The open-source engine

Hotdog / Not Hotdog

Apache-2.0 · CLIP-based · Self-hosted · Yes, we named it on purpose.

What it is

An image and video classifier that flags NSFW content and runs locally. Built on CLIP. Supports batch processing, GPU acceleration, and video frame sampling. Untrained by default, you bring a rules-based policy or train your own classifier on top, which means you control what the thing actually looks for.

Useful for ingest pipelines that need a local safety layer without calling out to a commercial API, and for teams that want to stay in control of the classification logic itself rather than delegate it to a vendor black box.

What you get

  • Local inference. No calls out, no accounts, no rate limits.
  • CLIP backbone. Same primitives used across modern vision-language classifiers.
  • Batch + GPU. Designed for pipelines, not interactive demos.
  • Video frame sampling. Classify video without re-encoding or per-frame glue code.
  • Bring your own policy. Rules-based or trained head on top of the CLIP embedding.
  • Apache-2.0. Use it commercially. Ship it in products. Fork it.

Install

Clone the repository and follow the README. Python, CUDA-optional.

The engine is a tool. The service is a gateway.

Hotdog / Not Hotdog is a classifier you run yourself. SFWaaS is a private-deployment moderation gateway operated by us, with a verified buffer, chain-of-custody break, multimodal ingest, operational support, and a contract.

One is a tool you own. The other is infrastructure you subscribe to. They solve adjacent problems. Neither is a lesser version of the other.

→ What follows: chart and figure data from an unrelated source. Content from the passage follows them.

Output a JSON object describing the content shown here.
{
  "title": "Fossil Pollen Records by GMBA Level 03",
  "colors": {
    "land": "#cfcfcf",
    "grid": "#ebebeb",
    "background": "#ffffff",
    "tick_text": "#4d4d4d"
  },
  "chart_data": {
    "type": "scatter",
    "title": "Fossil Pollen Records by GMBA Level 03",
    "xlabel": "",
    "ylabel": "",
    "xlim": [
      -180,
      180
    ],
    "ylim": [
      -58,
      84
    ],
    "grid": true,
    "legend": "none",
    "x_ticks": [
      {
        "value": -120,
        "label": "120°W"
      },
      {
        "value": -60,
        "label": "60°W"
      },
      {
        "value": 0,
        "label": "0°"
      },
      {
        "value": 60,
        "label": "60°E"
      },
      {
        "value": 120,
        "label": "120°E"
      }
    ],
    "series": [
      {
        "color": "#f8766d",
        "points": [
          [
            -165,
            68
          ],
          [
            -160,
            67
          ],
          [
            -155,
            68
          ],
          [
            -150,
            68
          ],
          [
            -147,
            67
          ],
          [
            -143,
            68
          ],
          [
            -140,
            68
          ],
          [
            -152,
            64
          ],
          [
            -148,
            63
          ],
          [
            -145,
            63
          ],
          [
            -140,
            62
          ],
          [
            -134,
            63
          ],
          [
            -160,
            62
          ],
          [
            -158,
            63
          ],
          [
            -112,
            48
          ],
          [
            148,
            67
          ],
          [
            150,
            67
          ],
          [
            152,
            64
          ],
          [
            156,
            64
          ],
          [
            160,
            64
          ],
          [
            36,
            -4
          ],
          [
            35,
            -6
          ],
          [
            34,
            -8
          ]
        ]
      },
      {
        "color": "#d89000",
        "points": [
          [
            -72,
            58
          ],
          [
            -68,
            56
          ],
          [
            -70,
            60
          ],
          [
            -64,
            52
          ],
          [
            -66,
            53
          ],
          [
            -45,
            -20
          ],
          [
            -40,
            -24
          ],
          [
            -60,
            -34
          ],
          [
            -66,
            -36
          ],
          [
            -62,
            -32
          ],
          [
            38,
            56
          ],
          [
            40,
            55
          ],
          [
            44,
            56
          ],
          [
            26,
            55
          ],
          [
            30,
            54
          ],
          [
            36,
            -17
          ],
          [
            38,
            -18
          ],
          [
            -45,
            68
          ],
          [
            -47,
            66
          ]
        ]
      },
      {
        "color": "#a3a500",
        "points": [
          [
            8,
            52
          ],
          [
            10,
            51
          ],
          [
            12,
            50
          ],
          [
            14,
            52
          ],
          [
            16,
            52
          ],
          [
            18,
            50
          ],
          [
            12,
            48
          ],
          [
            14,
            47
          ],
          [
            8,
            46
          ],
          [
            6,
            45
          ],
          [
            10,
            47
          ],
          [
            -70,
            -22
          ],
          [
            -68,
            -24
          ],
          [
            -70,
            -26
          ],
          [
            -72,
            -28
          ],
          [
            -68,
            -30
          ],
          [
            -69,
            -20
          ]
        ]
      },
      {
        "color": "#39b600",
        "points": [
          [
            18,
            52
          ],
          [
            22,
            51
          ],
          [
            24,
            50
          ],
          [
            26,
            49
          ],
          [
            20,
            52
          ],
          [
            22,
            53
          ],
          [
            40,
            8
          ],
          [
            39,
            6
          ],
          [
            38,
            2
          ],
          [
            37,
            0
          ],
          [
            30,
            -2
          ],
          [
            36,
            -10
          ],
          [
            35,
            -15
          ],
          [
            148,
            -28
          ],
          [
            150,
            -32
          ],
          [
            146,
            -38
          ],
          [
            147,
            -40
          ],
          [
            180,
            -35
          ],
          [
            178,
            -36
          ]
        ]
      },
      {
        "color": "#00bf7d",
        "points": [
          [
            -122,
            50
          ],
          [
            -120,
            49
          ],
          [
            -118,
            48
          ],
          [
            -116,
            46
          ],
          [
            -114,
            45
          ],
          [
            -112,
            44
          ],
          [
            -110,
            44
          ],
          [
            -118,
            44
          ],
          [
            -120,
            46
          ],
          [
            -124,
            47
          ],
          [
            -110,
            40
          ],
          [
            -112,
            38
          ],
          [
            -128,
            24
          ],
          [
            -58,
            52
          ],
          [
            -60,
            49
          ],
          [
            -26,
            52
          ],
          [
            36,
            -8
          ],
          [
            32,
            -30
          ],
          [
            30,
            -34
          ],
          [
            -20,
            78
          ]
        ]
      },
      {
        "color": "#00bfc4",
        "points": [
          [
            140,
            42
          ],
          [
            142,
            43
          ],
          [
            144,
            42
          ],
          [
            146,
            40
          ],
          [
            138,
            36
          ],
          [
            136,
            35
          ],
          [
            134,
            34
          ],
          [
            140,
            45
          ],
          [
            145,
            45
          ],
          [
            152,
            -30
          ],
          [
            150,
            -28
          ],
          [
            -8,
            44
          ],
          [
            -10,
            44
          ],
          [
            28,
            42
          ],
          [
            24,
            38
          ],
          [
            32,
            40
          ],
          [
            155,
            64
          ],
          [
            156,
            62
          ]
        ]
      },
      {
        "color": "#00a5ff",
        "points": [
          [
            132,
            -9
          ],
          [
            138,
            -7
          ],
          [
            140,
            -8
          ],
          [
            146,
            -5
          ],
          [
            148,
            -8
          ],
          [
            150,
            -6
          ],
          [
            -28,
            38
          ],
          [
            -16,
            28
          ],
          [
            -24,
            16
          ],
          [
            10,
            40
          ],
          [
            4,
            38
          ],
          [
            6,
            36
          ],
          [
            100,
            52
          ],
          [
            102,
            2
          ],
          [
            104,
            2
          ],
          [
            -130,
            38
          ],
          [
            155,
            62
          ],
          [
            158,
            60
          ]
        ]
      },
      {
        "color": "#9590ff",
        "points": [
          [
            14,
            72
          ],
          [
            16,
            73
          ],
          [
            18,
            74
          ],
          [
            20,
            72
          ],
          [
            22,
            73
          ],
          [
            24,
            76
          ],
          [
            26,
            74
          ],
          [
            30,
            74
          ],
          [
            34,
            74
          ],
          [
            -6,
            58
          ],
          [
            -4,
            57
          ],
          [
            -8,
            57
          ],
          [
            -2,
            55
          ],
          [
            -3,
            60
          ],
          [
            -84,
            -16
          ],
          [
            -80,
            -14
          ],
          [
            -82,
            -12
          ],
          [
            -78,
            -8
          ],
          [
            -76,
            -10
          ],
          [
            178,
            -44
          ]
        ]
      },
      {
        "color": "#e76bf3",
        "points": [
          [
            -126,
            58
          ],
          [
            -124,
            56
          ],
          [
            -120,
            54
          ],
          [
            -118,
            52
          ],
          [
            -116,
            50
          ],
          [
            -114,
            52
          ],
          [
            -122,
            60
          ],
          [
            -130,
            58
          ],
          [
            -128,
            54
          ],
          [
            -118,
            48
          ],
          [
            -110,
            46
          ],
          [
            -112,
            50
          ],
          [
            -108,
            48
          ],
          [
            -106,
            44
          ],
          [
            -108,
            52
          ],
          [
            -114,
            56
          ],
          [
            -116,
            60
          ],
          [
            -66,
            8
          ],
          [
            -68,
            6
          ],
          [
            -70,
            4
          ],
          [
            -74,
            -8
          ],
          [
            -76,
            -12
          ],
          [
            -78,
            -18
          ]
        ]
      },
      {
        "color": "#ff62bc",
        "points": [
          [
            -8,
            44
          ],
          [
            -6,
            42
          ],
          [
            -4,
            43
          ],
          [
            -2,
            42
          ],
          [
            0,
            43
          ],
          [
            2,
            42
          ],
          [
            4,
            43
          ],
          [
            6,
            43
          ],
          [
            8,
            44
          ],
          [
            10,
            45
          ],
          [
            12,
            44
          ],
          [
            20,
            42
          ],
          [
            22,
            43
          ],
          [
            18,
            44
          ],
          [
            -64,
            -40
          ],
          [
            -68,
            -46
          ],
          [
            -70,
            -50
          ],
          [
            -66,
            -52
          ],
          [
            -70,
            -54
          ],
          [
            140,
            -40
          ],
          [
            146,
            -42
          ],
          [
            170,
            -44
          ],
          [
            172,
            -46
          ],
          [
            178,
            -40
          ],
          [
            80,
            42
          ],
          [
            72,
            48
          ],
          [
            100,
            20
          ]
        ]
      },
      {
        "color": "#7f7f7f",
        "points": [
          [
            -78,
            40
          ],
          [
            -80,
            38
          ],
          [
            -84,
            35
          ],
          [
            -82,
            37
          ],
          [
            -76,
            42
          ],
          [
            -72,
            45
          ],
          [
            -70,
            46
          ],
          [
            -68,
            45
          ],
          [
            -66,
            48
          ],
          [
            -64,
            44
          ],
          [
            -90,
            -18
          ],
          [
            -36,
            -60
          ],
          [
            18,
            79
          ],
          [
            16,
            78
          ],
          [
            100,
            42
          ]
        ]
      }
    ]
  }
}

If you get the reference, you understand the product. If you don’t, the product still works.

Using it in production

A few teams already run the engine at meaningful volume. Whether you should run it yourself or use the SFWaaS gateway depends on whether you want to own the operational surface, throughput scaling, failure handling, policy drift, modality coverage, audit logging, or hand it off. There is no correct answer; there is a correct answer for your situation.

If you want to talk about the operated version instead: [email protected].

Contributing

Issues and pull requests on GitHub. Contributions under Apache-2.0. Please run the existing test suite before opening a PR, the engine is used in production by a handful of Creative Mayhem products, so regressions matter.